Dataset Repository for Investigating Suicide Risk Using Social and Environmental Determinants of Health

Publication Type
ORNL Report
Publication Date

Suicide is frequently modeled as a function of genetics and environment, where the latter refers to factors other than direct biological consequences, such as air quality, financial level, social connectivity, transportation and food access, and homelessness status. According to the World Health Organization, clean air, a stable climate, adequate water, sanitation and hygiene, safe chemical use, radiation protection, healthy and safe workplaces, sound agricultural practices, health-supportive cities and built environments, and a preserved natural environment are all prerequisites for good health.
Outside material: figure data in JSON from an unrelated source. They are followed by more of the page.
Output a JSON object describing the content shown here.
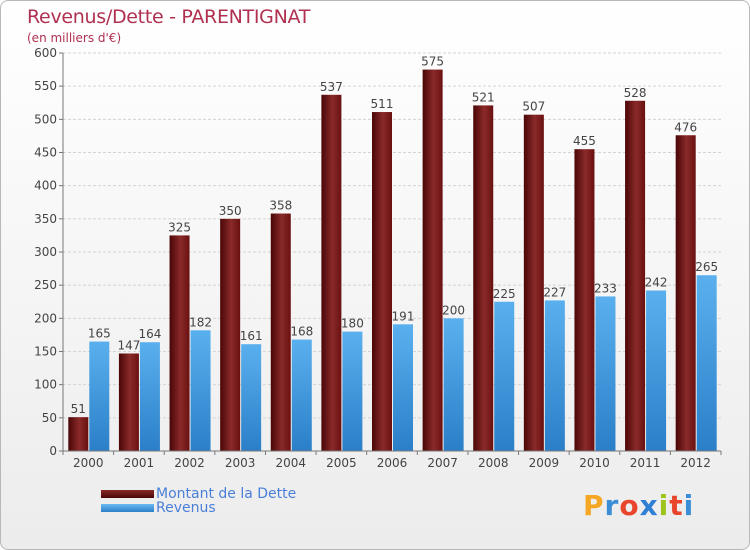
{
  "header": {
    "title": "Revenus/Dette - PARENTIGNAT",
    "subtitle": "(en milliers d'€)"
  },
  "legend": {
    "dette": "Montant de la Dette",
    "revenus": "Revenus"
  },
  "logo": {
    "letters": [
      "P",
      "r",
      "o",
      "x",
      "i",
      "t",
      "i"
    ],
    "colors": [
      "#f5a623",
      "#3b8ed6",
      "#e8452c",
      "#2f7fd4",
      "#9dc41a",
      "#e8452c",
      "#3b8ed6"
    ]
  },
  "colors": {
    "dette": "#6e1414",
    "revenus": "#4a9fe0",
    "title": "#b03050"
  },
  "chart_data": {
    "type": "bar",
    "title": "Revenus/Dette - PARENTIGNAT",
    "subtitle": "(en milliers d'€)",
    "categories": [
      "2000",
      "2001",
      "2002",
      "2003",
      "2004",
      "2005",
      "2006",
      "2007",
      "2008",
      "2009",
      "2010",
      "2011",
      "2012"
    ],
    "series": [
      {
        "name": "Montant de la Dette",
        "values": [
          51,
          147,
          325,
          350,
          358,
          537,
          511,
          575,
          521,
          507,
          455,
          528,
          476
        ]
      },
      {
        "name": "Revenus",
        "values": [
          165,
          164,
          182,
          161,
          168,
          180,
          191,
          200,
          225,
          227,
          233,
          242,
          265
        ]
      }
    ],
    "ylim": [
      0,
      600
    ],
    "yticks": [
      0,
      50,
      100,
      150,
      200,
      250,
      300,
      350,
      400,
      450,
      500,
      550,
      600
    ],
    "grid": true,
    "legend_position": "bottom-left"
  }
}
Understanding the relationships between these determinants and mental health outcomes requires standardized data that can be included in healthcare programs and health outcome models. There is a wealth of publicly available data on social and environmental factors provided by various US organizations that can benefit the design of health care systems and public health interventions, as well as improve our comprehension of factors that impact health. Such information would not only help improve the understanding of individual and community risk but also identify new risk factors that have not previously been therapeutically targeted, especially in terms of their impact on mental health. However, curating and standardizing such datasets is challenging because they are often recorded at numerous geographical and temporal resolutions and with varying spatial and temporal granularities. To address this challenge, we launched an endeavor in conjunction with the Veterans Health Administration to collect publicly available socioeconomic and environmental determinants of health statistics in the US. In this manuscript, we describe a social and environmental determinants of health (SEDH) datasets repository, data curation documentation, and a pipeline framework for data generation; This effort started in 2020, when we began constructing a scalable pipeline to automate the download, extraction, preparation, analysis, and production of datasets. These datasets have been made available to the VHA and may be shared upon agreement with collaborating organizations.